最晩年に三姉妹が仲違いした真の理由は不明であるが,これについては当事者二人が亡くなっている以上,永遠の謎であろう。著者によれば「莫大な財産の相続」に起因すると読めるが,これについても存命の当事者が語らない以上,分からないとしか言いようがない。実は長谷川洋子の著作を読んだワシも「本当かそれ?」と疑っていたから,工藤の疑問は当然である。しかしまぁ,そのぐらいが本件については限界であろう。ワシら長谷川町子愛好者は,長谷川町子美術館 ,そして今度開設した長谷川町子記念館の財源になったことを寿げばいいのである。

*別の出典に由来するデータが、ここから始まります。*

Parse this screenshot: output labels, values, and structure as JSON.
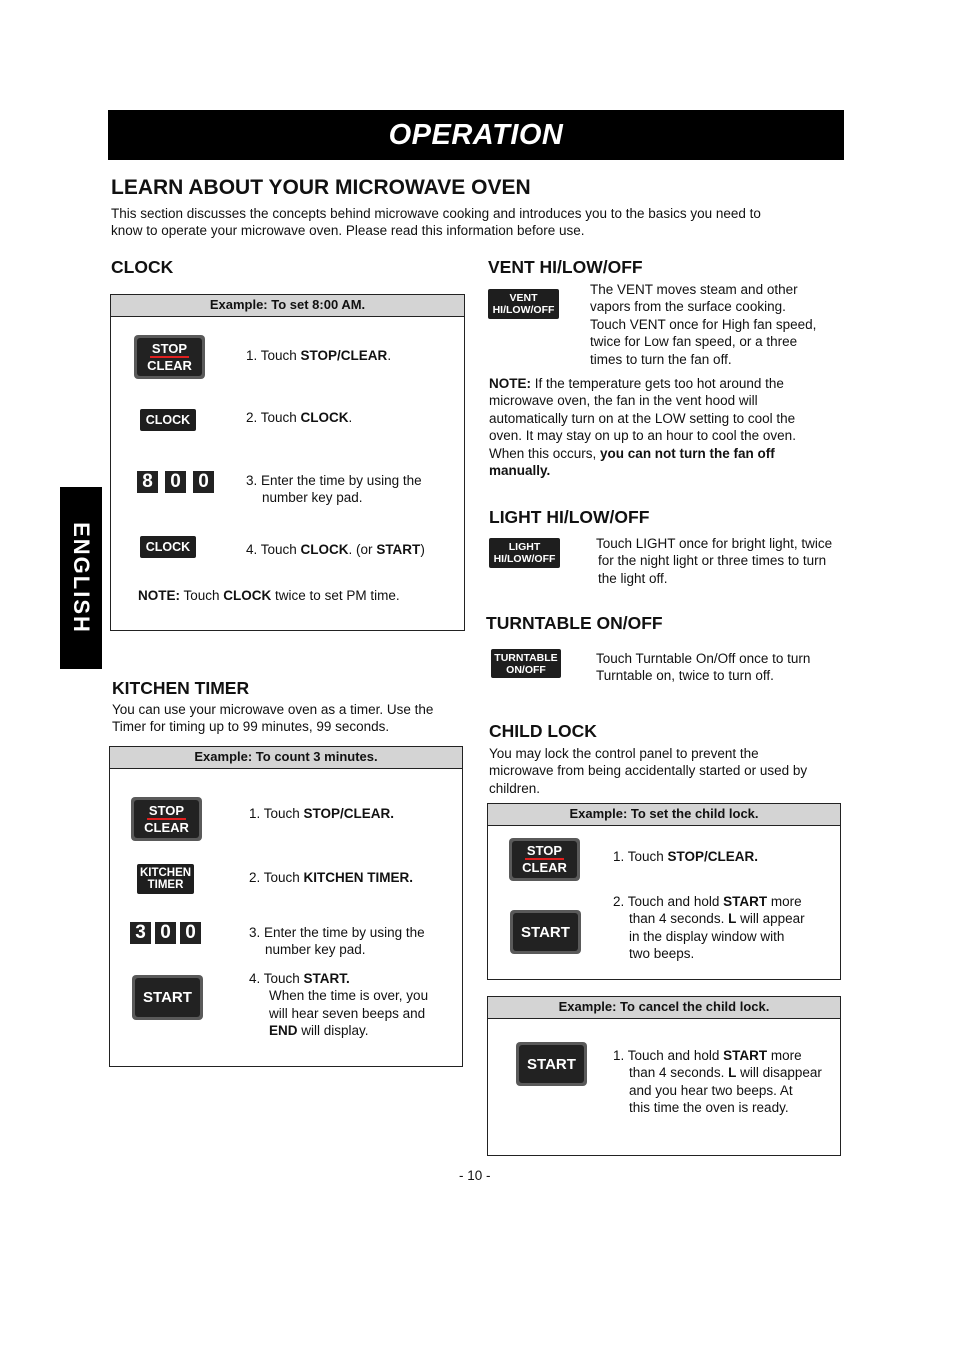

暴かれたくないプライベートが記述された本書に対して毬子・町子はあの世で大激怒していることであろうが,「サザエさん 」(描線・風俗の変遷が凄い)や「いじわるばあさん 」(孤独感の描写が良い),そして現在のエッセイマンガの元祖である「サザエさんうちあけ話 」「サザエさん旅あるき 」が現在に至るも面白く読める不朽の名作であることに水を差すものではなく,読了後はむしろ益々畏敬の念を持つに違いない。本書では作品論にあまり踏み込んでいない所が個人的には物足りないが,より深く長谷川一家のあらましを知りたい向きには必読の一冊であり,世間に抗いながらキャリアを重ねて生きていくことの尊さに打ち震えること間違いないのである。